Trump supporters torn
During his campaign rally in Sunrise, Fla., on Nov. 26, President Trump said, “You know, some people want to change the name ‘Thanksgiving.’ They don’t want to use the term ‘Thanksgiving.’ And that was true also with Christmas, but now everybody’s using Christmas again.
“But now we’re going to have to do a little work on Thanksgiving. People have different ideas why it shouldn’t be called Thanksgiving, but everybody in this room I know loves the name Thanksgiving and we’re not changing it.”
I’ve got a feeling that Trump supporters are going to be torn, half and half, between those who believe what he said and those who will claim that the quote is fake news. In other words, two sets of gullible people.
It changes nothing to point out to conservatives that their leader is a liar; they don’t care. But here’s what I wish they’d think about: Why do they think Trump is lying to them? Why do they think he wants them to believe things that aren’t true? Is it just a game or is he leading them somewhere they might otherwise not want to go?
Those questions probably won’t make any difference, either.
I don’t know what to do with the fact that so many Americans are willing to believe lies. I guess we’ll all just have to suffer and hope their children are smarter.
A fair trade
I just loved the Nov. 29 letter “Eminent domain” in which the letter writer implies that only the evil Trump empire uses this device for building purposes, and that conservatives should be aghast.

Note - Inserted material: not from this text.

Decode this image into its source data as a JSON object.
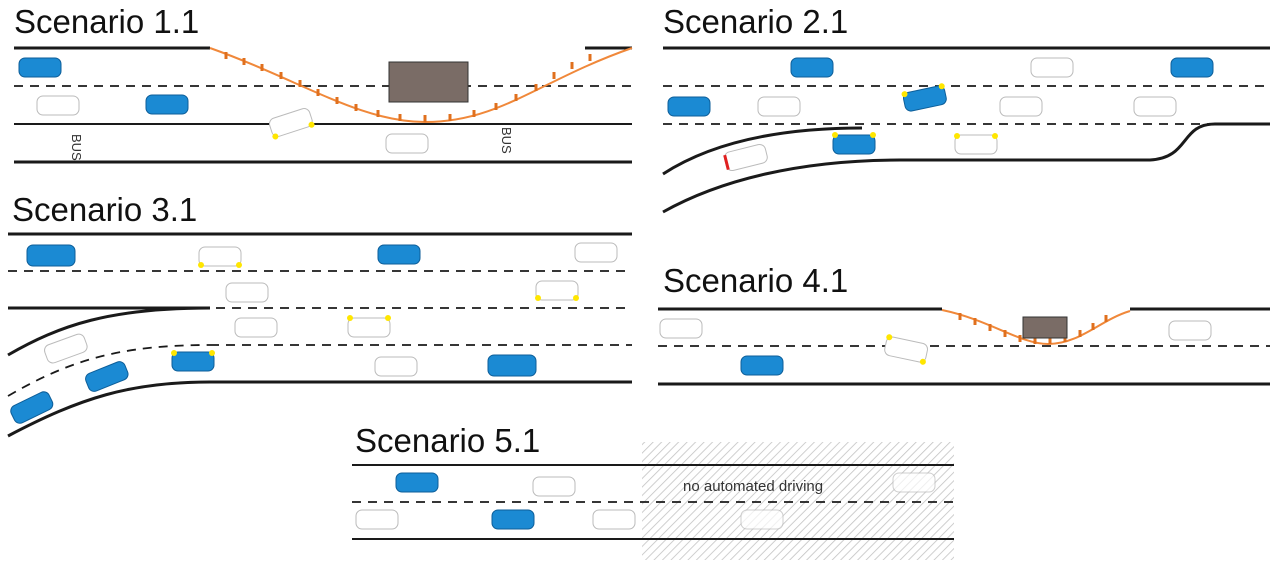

Well, I would be, except most news reports at the border show open, arid land that only scorpions and rattlesnakes would live in. And if I owned land at the border I would gladly give it up to stop illegal immigration.
Ah, but the letter writer wasn’t finished. He says that only “Trump haters” have consciences. This is rich coming from a member of a political party that runs around screaming “diversity” but has two old white guys and an elitist white woman as their leading presidential candidates — a political party that decries white privilege but doesn’t mind Hunter Biden making $50,000 a month.

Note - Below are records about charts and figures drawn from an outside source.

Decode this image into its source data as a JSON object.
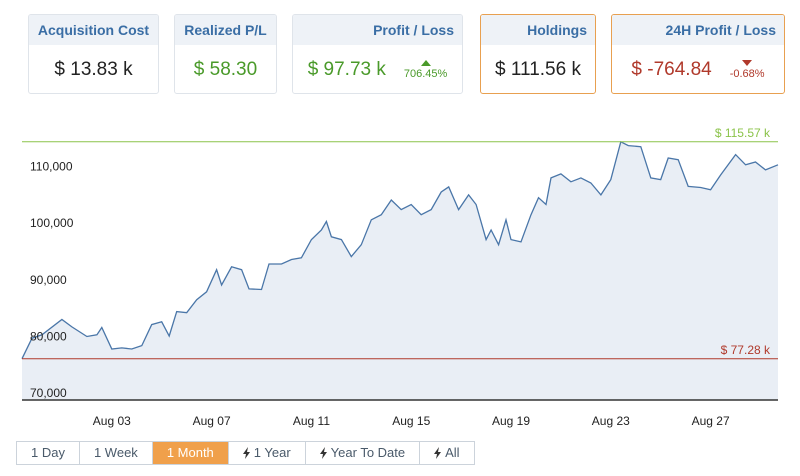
{
  "cards": [
    {
      "title": "Acquisition Cost",
      "value": "$ 13.83 k",
      "tone": "neutral",
      "highlighted": false
    },
    {
      "title": "Realized P/L",
      "value": "$ 58.30",
      "tone": "positive",
      "highlighted": false
    },
    {
      "title": "Profit / Loss",
      "value": "$ 97.73 k",
      "tone": "positive",
      "highlighted": false,
      "change": "706.45%",
      "trend": "up"
    },
    {
      "title": "Holdings",
      "value": "$ 111.56 k",
      "tone": "neutral",
      "highlighted": true
    },
    {
      "title": "24H Profit / Loss",
      "value": "$ -764.84",
      "tone": "negative",
      "highlighted": true,
      "change": "-0.68%",
      "trend": "down"
    }
  ],
  "chart_data": {
    "type": "line",
    "color": "#4a76a8",
    "fill": "#e9eef5",
    "x": [
      -0.6,
      -0.2,
      0.2,
      1.0,
      1.4,
      2.0,
      2.4,
      2.6,
      3.0,
      3.4,
      3.8,
      4.2,
      4.6,
      5.0,
      5.3,
      5.6,
      6.0,
      6.4,
      6.8,
      7.2,
      7.4,
      7.8,
      8.2,
      8.5,
      9.0,
      9.3,
      9.8,
      10.2,
      10.6,
      11.0,
      11.4,
      11.6,
      11.8,
      12.2,
      12.6,
      13.0,
      13.4,
      13.8,
      14.2,
      14.6,
      15.0,
      15.4,
      15.8,
      16.2,
      16.5,
      16.9,
      17.3,
      17.6,
      18.0,
      18.2,
      18.5,
      18.8,
      19.0,
      19.4,
      19.8,
      20.1,
      20.4,
      20.6,
      21.0,
      21.4,
      21.8,
      22.2,
      22.6,
      23.0,
      23.4,
      23.7,
      24.2,
      24.6,
      25.0,
      25.3,
      25.7,
      26.1,
      26.6,
      27.0,
      27.4,
      28.0,
      28.4,
      28.8,
      29.2,
      29.7
    ],
    "values": [
      77280,
      80900,
      81500,
      84200,
      82900,
      81200,
      81500,
      82800,
      79000,
      79200,
      79000,
      79600,
      83300,
      83800,
      81300,
      85600,
      85400,
      87700,
      89100,
      93000,
      90300,
      93500,
      93000,
      89600,
      89500,
      94000,
      94000,
      94800,
      95100,
      98300,
      100000,
      101500,
      98800,
      98300,
      95300,
      97400,
      101800,
      102700,
      105300,
      103600,
      104500,
      102700,
      103600,
      106700,
      107600,
      103600,
      106200,
      104500,
      98300,
      100000,
      97400,
      101800,
      98300,
      97900,
      102700,
      105700,
      104500,
      109200,
      109900,
      108500,
      109200,
      108300,
      106200,
      108900,
      115570,
      114900,
      114700,
      109200,
      108900,
      112700,
      112400,
      107700,
      107500,
      107100,
      109700,
      113300,
      111500,
      112000,
      110600,
      111500
    ],
    "xlim": [
      -0.6,
      29.7
    ],
    "ylim": [
      70000,
      118000
    ],
    "xticks": [
      {
        "value": 3,
        "label": "Aug 03"
      },
      {
        "value": 7,
        "label": "Aug 07"
      },
      {
        "value": 11,
        "label": "Aug 11"
      },
      {
        "value": 15,
        "label": "Aug 15"
      },
      {
        "value": 19,
        "label": "Aug 19"
      },
      {
        "value": 23,
        "label": "Aug 23"
      },
      {
        "value": 27,
        "label": "Aug 27"
      }
    ],
    "yticks": [
      {
        "value": 70000,
        "label": "70,000"
      },
      {
        "value": 80000,
        "label": "80,000"
      },
      {
        "value": 90000,
        "label": "90,000"
      },
      {
        "value": 100000,
        "label": "100,000"
      },
      {
        "value": 110000,
        "label": "110,000"
      }
    ],
    "reference_lines": [
      {
        "value": 115570,
        "label": "$ 115.57 k",
        "color": "#8bc34a"
      },
      {
        "value": 77280,
        "label": "$ 77.28 k",
        "color": "#b0392b"
      }
    ]
  },
  "buttons": [
    {
      "label": "1 Day",
      "active": false,
      "icon": false
    },
    {
      "label": "1 Week",
      "active": false,
      "icon": false
    },
    {
      "label": "1 Month",
      "active": true,
      "icon": false
    },
    {
      "label": "1 Year",
      "active": false,
      "icon": true
    },
    {
      "label": "Year To Date",
      "active": false,
      "icon": true
    },
    {
      "label": "All",
      "active": false,
      "icon": true
    }
  ]
}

And worst of all, a party that supports on-demand abortion.
Let them call us the unprincipled, the cult, the fanatical. I will trade that to see President Trump laughing at their pathetic impeachment efforts and to see a determined Republican base show up in 2020. So Democrats, keep letting your party be run by California wackos and Northeastern snobs.
Harry R. Cooke
The Nov. 16 letter “An overstated case” says that “the systems [climate science] studies are extremely complicated;” and “The findings of climate science are not as sure as the findings of physics.”

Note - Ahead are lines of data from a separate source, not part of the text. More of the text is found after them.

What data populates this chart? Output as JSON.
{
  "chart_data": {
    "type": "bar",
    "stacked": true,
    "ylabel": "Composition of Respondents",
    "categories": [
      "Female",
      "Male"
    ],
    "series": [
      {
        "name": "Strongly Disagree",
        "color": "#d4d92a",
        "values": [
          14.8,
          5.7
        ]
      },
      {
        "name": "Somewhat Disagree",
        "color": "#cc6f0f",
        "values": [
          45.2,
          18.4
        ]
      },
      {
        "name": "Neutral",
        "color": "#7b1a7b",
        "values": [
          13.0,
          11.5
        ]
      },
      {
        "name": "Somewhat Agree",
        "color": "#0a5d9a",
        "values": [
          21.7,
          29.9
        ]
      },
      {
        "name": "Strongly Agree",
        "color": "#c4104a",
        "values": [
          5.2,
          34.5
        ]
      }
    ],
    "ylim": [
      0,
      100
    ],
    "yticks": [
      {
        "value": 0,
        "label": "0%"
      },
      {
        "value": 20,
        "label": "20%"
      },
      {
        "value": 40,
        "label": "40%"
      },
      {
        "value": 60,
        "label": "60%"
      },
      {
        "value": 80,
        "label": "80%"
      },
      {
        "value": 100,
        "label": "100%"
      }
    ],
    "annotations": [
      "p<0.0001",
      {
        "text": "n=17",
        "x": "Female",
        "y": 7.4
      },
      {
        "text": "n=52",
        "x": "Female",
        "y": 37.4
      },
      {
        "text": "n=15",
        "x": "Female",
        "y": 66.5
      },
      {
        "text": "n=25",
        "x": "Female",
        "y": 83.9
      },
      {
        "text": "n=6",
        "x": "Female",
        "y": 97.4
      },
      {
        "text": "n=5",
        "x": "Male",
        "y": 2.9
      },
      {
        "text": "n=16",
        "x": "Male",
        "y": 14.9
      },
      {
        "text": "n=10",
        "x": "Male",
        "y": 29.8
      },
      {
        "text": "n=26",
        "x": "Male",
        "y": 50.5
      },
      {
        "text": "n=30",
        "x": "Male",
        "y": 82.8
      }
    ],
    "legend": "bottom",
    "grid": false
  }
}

Those statements are technically correct, but such claims are often made in an attempt to discredit what is certain about climate science. The subtleties and intricacies of doing good climate science are better known to climate scientists themselves than to newspaper letter writers.
On Nov. 10, The New York Times ran an opinion column with the provocative title “How Scientists Got It So Wrong” by Eugene Linden. His message was not one of denial, though; his column asked how it was that many climate scientists saw climate change as a distant prospect rather than something that would affect our lives today.
“Had a scientist in the early 1990s suggested that within 25 years a single heat wave would measurably raise sea levels, at an estimated two one-hundredths of an inch, bake the Arctic and produce Sahara-like temperatures in Paris and Berlin, the prediction would have been dismissed as alarmist. But many worst-case scenarios from that time are now realities.”
It seems climate scientists have often been conservative — too conservative — in their estimates. That may be why it now seems the world is literally on fire.
Considering the climate change we see in real time, I doubt the case has been overstated. Encouragement to take the problem less seriously is misplaced.